LINIMASSA.ID – Mahasiswa Universitas Multimedia Nusantara (UMN) gagas Srawung Pring di Pasar Papringan, Temanggung, Jawa Tengah pada Minggu, 23 November 2025.
Pasar Papringan, Temanggung, Jawa Tengah, menjadi ruang pembelajaran budaya melalui program Srawung Pring yang digelar pada Minggu (23/11). Kegiatan ini mengangkat bambu sebagai pengetahuan hidup yang lekat dengan lingkungan, tradisi, dan kehidupan sosial masyarakat desa, bukan sekadar elemen visual kawasan wisata.
Program Srawung Pring digagas sebagai upaya memperkenalkan kembali makna bambu secara lebih mendalam kepada publik. Selama ini, bambu kerap hadir sebagai latar suasana Pasar Papringan, namun nilai budaya dan pengetahuan yang melekat padanya belum banyak dipahami oleh pengunjung.
Penyelenggara Srawung Pring, Fitri Yuniarsih, mahasiswa Universitas Multimedia Nusantara (UMN), menyampaikan bahwa kegiatan ini dihadirkan untuk membuka ruang pemahaman yang lebih luas tentang bambu.
“Melalui Srawung Pring, kami ingin mengajak masyarakat melihat bambu tidak hanya sebagai elemen estetika, tetapi sebagai bagian dari budaya, lingkungan, dan kehidupan sosial yang tumbuh bersama warga Dusun Ngadiprono,” ujarnya.
Hal senada disampaikan oleh Sunyoto, pengrajin bambu Pasar Papringan. Ia mengatakan bahwa selama ini para pengrajin memiliki keinginan untuk berbagi pengetahuan, namun belum banyak ruang pembelajaran yang mempertemukan mereka dengan masyarakat luas.
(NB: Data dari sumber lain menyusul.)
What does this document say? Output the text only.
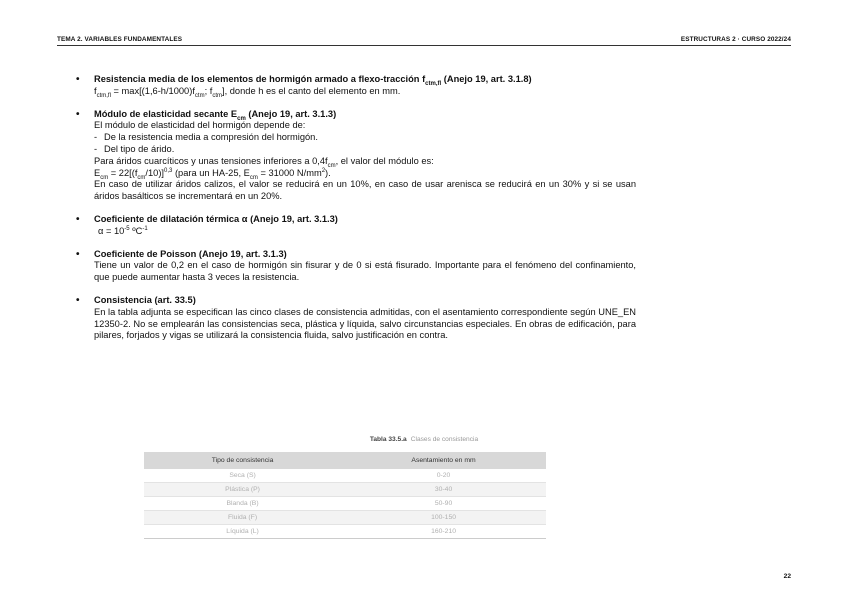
TEMA 2. VARIABLES FUNDAMENTALES	ESTRUCTURAS 2 · CURSO 2022/24
• Resistencia media de los elementos de hormigón armado a flexo-tracción $f_{ctm,fl}$ (Anejo 19, art. 3.1.8)
$f_{ctm,fl} = \max[(1,6-h/1000)f_{ctm}$; $f_{ctm}$], donde h es el canto del elemento en mm.
• Módulo de elasticidad secante $E_{cm}$ (Anejo 19, art. 3.1.3)
El módulo de elasticidad del hormigón depende de:
- De la resistencia media a compresión del hormigón.
- Del tipo de árido.
Para áridos cuarcíticos y unas tensiones inferiores a $0,4f_{cm}$, el valor del módulo es:
$E_{cm} = 22[(f_{cm}/10)]^{0,3}$ (para un HA-25, $E_{cm} = 31000$ $N/mm^2$).
En caso de utilizar áridos calizos, el valor se reducirá en un 10%, en caso de usar arenisca se reducirá en un 30% y si se usan áridos basálticos se incrementará en un 20%.
• Coeficiente de dilatación térmica α (Anejo 19, art. 3.1.3)
$\alpha = 10^{-5}$ ºC$^{-1}$
• Coeficiente de Poisson (Anejo 19, art. 3.1.3)
Tiene un valor de 0,2 en el caso de hormigón sin fisurar y de 0 si está fisurado. Importante para el fenómeno del confinamiento, que puede aumentar hasta 3 veces la resistencia.
• Consistencia (art. 33.5)
En la tabla adjunta se especifican las cinco clases de consistencia admitidas, con el asentamiento correspondiente según UNE_EN 12350-2. No se emplearán las consistencias seca, plástica y líquida, salvo circunstancias especiales. En obras de edificación, para pilares, forjados y vigas se utilizará la consistencia fluida, salvo justificación en contra.
Tabla 33.5.a Clases de consistencia
Tipo de consistencia	Asentamiento en mm
Seca (S)	0-20
Plástica (P)	30-40
Blanda (B)	50-90
Fluida (F)	100-150
Líquida (L)	160-210
22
“Sebetulnya kami ingin membuka wadah pembelajaran tentang bambu, tetapi belum ada yang memfasilitasi. Lewat kegiatan ini, kami bisa berbagi pengetahuan dan pengalaman secara langsung,” katanya.
Melalui pendekatan pembelajaran berbasis pengalaman, peserta diajak menyusuri kawasan pasar dalam sesi walking naratif untuk mengenali sejarah bambu, jenis-jenis bambu lokal, serta perannya dalam membentuk ruang hidup masyarakat Ngadiprono. Kegiatan dilanjutkan dengan dialog dan praktik bersama pengrajin bambu, termasuk workshop menganyam yang memperkenalkan teknik dasar serta karakter bambu sebagai material berkelanjutan.
Salah satu peserta kegiatan, Dwiyana Yuniar Agatha, menilai Srawung Pring memberikan pemahaman baru mengenai bambu yang sebelumnya belum banyak diketahui.
“Melalui kegiatan ini, pengetahuan tentang bambu jadi lebih terbuka, mulai dari proses, makna, hingga perannya bagi masyarakat. Program seperti ini sangat baik jika dapat dilanjutkan,” ujarnya.
Selain praktik kerajinan, peserta juga dikenalkan pada Wedang Pring, minuman khas berbahan daun bambu muda dan rempah, sebagai bagian dari identitas budaya lokal Pasar Papringan.
Melalui Srawung Pring, Pasar Papringan diposisikan sebagai ruang belajar budaya yang menghubungkan pengetahuan lokal, pelestarian lingkungan, dan pengembangan ekonomi kreatif berbasis desa. Program ini diharapkan dapat mendorong kesadaran publik untuk melihat bambu sebagai bagian penting dari kebudayaan dan kehidupan masyarakat, sekaligus memperkuat keberlanjutan pengetahuan lokal.